My cousin spoke with me last night, and recounted the story of her grandmother and grandfather who no longer attend sermons at their Nazarene church. There are aunts and uncles too, who helped to build the church, who are no longer even attending there. One was an assistant preacher, and he was basically run off. All of this because some upstart from a college in Colorado came in as pastor.
This man has taken the core group of Christians who started this church and has broken their hearts. Some he has shooed away. My cousin’s grandmother now attends only Sunday school. The loud rock music they call worship sent her husband away because he physically cannot sit in the service. It hurts his ears.
When my cousin’s grandmother told the pastor about this issue, the response was to only get louder and louder. My cousin says the church is filled with people her grandmother doesn’t know, all the old faithful Christians are gone. She says when her grandmother talks about it, she lowers her head and nearly weeps every time. This should not be, a woman in her later years mourning over her church.

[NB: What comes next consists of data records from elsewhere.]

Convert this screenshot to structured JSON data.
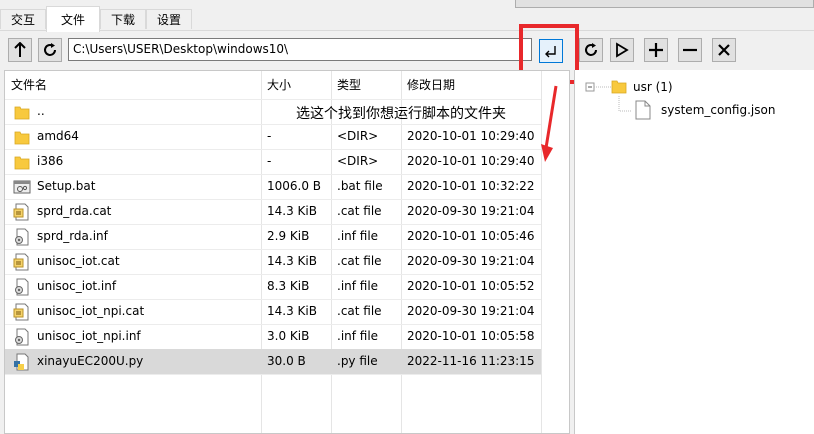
{
  "tabs": [
    "交互",
    "文件",
    "下载",
    "设置"
  ],
  "active_tab": "文件",
  "toolbar": {
    "up_icon": "up-arrow-icon",
    "refresh_icon": "refresh-icon",
    "path_value": "C:\\Users\\USER\\Desktop\\windows10\\",
    "enter_icon": "enter-return-icon",
    "remote_refresh_icon": "refresh-icon",
    "run_icon": "play-icon",
    "add_icon": "plus-icon",
    "remove_icon": "minus-icon",
    "close_icon": "close-icon"
  },
  "file_table": {
    "columns": [
      "文件名",
      "大小",
      "类型",
      "修改日期"
    ],
    "rows": [
      {
        "name": "..",
        "size": "",
        "type": "",
        "date": "",
        "icon": "folder-icon"
      },
      {
        "name": "amd64",
        "size": "-",
        "type": "<DIR>",
        "date": "2020-10-01 10:29:40",
        "icon": "folder-icon"
      },
      {
        "name": "i386",
        "size": "-",
        "type": "<DIR>",
        "date": "2020-10-01 10:29:40",
        "icon": "folder-icon"
      },
      {
        "name": "Setup.bat",
        "size": "1006.0 B",
        "type": ".bat file",
        "date": "2020-10-01 10:32:22",
        "icon": "batch-file-icon"
      },
      {
        "name": "sprd_rda.cat",
        "size": "14.3 KiB",
        "type": ".cat file",
        "date": "2020-09-30 19:21:04",
        "icon": "catalog-file-icon"
      },
      {
        "name": "sprd_rda.inf",
        "size": "2.9 KiB",
        "type": ".inf file",
        "date": "2020-10-01 10:05:46",
        "icon": "inf-file-icon"
      },
      {
        "name": "unisoc_iot.cat",
        "size": "14.3 KiB",
        "type": ".cat file",
        "date": "2020-09-30 19:21:04",
        "icon": "catalog-file-icon"
      },
      {
        "name": "unisoc_iot.inf",
        "size": "8.3 KiB",
        "type": ".inf file",
        "date": "2020-10-01 10:05:52",
        "icon": "inf-file-icon"
      },
      {
        "name": "unisoc_iot_npi.cat",
        "size": "14.3 KiB",
        "type": ".cat file",
        "date": "2020-09-30 19:21:04",
        "icon": "catalog-file-icon"
      },
      {
        "name": "unisoc_iot_npi.inf",
        "size": "3.0 KiB",
        "type": ".inf file",
        "date": "2020-10-01 10:05:58",
        "icon": "inf-file-icon"
      },
      {
        "name": "xinayuEC200U.py",
        "size": "30.0 B",
        "type": ".py file",
        "date": "2022-11-16 11:23:15",
        "icon": "python-file-icon",
        "selected": true
      }
    ]
  },
  "annotation": {
    "text": "选这个找到你想运行脚本的文件夹",
    "highlight_color": "#e8282b"
  },
  "remote_tree": {
    "root_label": "usr (1)",
    "children": [
      "system_config.json"
    ]
  },
  "colors": {
    "selection": "#d9d9d9",
    "folder": "#f8c93e",
    "accent": "#0078d7"
  }
}
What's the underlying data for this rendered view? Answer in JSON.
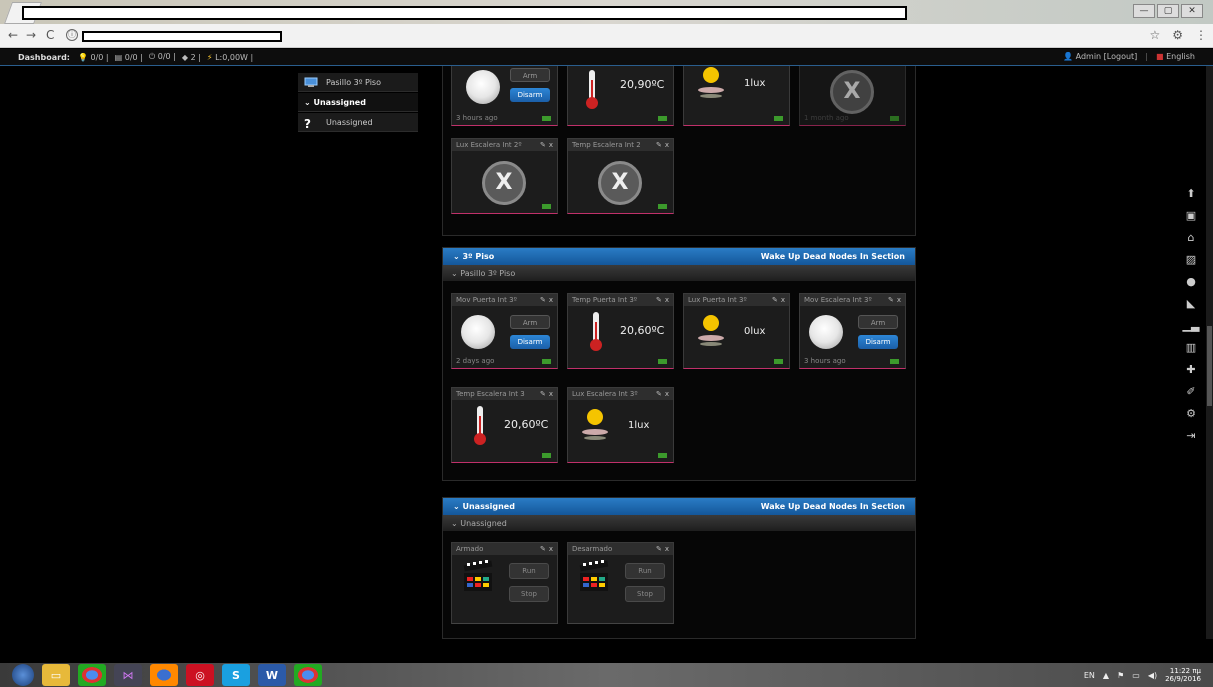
{
  "browser": {
    "menu_glyph": "⋮",
    "star_glyph": "☆",
    "info_glyph": "ⓘ",
    "ext_glyph": "⚙",
    "back_glyph": "←",
    "fwd_glyph": "→",
    "reload_glyph": "C",
    "window_controls": [
      "—",
      "▢",
      "✕"
    ]
  },
  "appbar": {
    "dashboard_label": "Dashboard:",
    "lights": "0/0",
    "blinds": "0/0",
    "switches": "0/0",
    "scenes": "2",
    "power": "L:0,00W",
    "user": "Admin [Logout]",
    "language": "English"
  },
  "tree": [
    {
      "label": "Pasillo 3º Piso",
      "icon": "monitor-icon"
    },
    {
      "label": "⌄ Unassigned",
      "icon": ""
    },
    {
      "label": "Unassigned",
      "icon": "question-icon"
    }
  ],
  "top_section": {
    "tiles": [
      {
        "arm": "Arm",
        "disarm": "Disarm",
        "time": "3 hours ago"
      },
      {
        "value": "20,90ºC"
      },
      {
        "value": "1lux"
      },
      {
        "time": "1 month ago"
      }
    ],
    "dead_tiles": [
      {
        "title": "Lux Escalera Int 2º"
      },
      {
        "title": "Temp Escalera Int 2"
      }
    ]
  },
  "section_3": {
    "title": "⌄ 3º Piso",
    "wake_label": "Wake Up Dead Nodes In Section",
    "sub": "⌄ Pasillo 3º Piso",
    "tiles": [
      {
        "title": "Mov Puerta Int 3º",
        "arm": "Arm",
        "disarm": "Disarm",
        "time": "2 days ago"
      },
      {
        "title": "Temp Puerta Int 3º",
        "value": "20,60ºC"
      },
      {
        "title": "Lux Puerta Int 3º",
        "value": "0lux"
      },
      {
        "title": "Mov Escalera Int 3º",
        "arm": "Arm",
        "disarm": "Disarm",
        "time": "3 hours ago"
      },
      {
        "title": "Temp Escalera Int 3",
        "value": "20,60ºC"
      },
      {
        "title": "Lux Escalera Int 3º",
        "value": "1lux"
      }
    ]
  },
  "section_un": {
    "title": "⌄ Unassigned",
    "wake_label": "Wake Up Dead Nodes In Section",
    "sub": "⌄ Unassigned",
    "scenes": [
      {
        "title": "Armado",
        "run": "Run",
        "stop": "Stop"
      },
      {
        "title": "Desarmado",
        "run": "Run",
        "stop": "Stop"
      }
    ]
  },
  "tile_ctrl": {
    "edit": "✎",
    "close": "x"
  },
  "taskbar": {
    "lang": "EN",
    "time": "11:22 πμ",
    "date": "26/9/2016"
  }
}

“Put up or shut up old lady, that is what you get” has not been said aloud but has been said in action. These elderly people could teach the young so much, but they have been shunned and forgotten. What a disgrace, what discrimination. When a generation forgets it’s elders, it is nothing but sinful and shameful and wrong.
A poem I wrote a while back gives my feelings on the issue:
Shame on you
for proclaiming to the woman
seasoned with white silver hair
“we’re all about young families now”
and letting her miss church
the place where
she first believed
where she prayed at the altar
and repented once for all
where she learned
how to read her Bible
and sing sweet amazing grace
where her father took her arm
as she walked on rose petals
and red carpet
Shame on you
for pushing her out the doors
to the church
where her children
learned about Jesus
drawing on bulletins
dogs and flowers in crayon
during long sermons
while she whispered amen
nodding her head
where she watched
her children sing in vests
and pretty velvet dresses
with shiny black shoes
where she saw her boys and girls
dunk down in the tank
and carefully rise with water
streaming down their rounded
faces
the place
she gave faithfully
in Sunday school
and choir
dusting pews on Saturday
with oil and a cloth
playing the piano
and leaving bills
in the offering plate
Shame on you
for forgetting
the widow
who found comfort
in the place
where her fathter was
eulogized
and her son
prayed for in war
and her daughters
blushing in white
her husband
aging with her
week by week
finally coming after
years of prayer
before going home
to be with his Lord
she spoke up
you put her out
Shame on you.
Excellent poem.
I weep for yet some more faithful Nazarenes who have gotten thrown under the bus, figuratively of course. All for the sake of progress into the “new” Christianity.
The poem does stretch likely because I do not know when she joined the church, but this woman’s relatives helped build that church. One was the assistant pastor, and her children and grandchildren were married in that church. I lived with an aunt and uncle for 4 years, and that church is where I understood I was a Christian, I attended at a 5 year old. It’s where I learned many little songs in Sunday school. It’s where I heard the stories of Jesus and many old testament men and women. It was not a perfect church, it was one where people came for altar call again and again…though there might not have been change. However, I do believe many were sincere in their faith and still are Christians. I just cannot understand how someone can forget their elders! This is definitely a disconnect in churches these days, all about service (we’ll clean up a park…build a house…yet forget our own elders who are in need).
I would like permission to use your poem in a presentation to promote a ministry of congregational care for the elderly in our churches. The only word I’m not sure about is ‘you’ in “Shame on you” I would like to be able to change it to ‘us’ as I feel we all in many ways have been guilty of this attitude to the elderly in our churches.
I approve, you can use it. Please credit me by using the initials DML when sharing. You may edit to change the one word to “us.”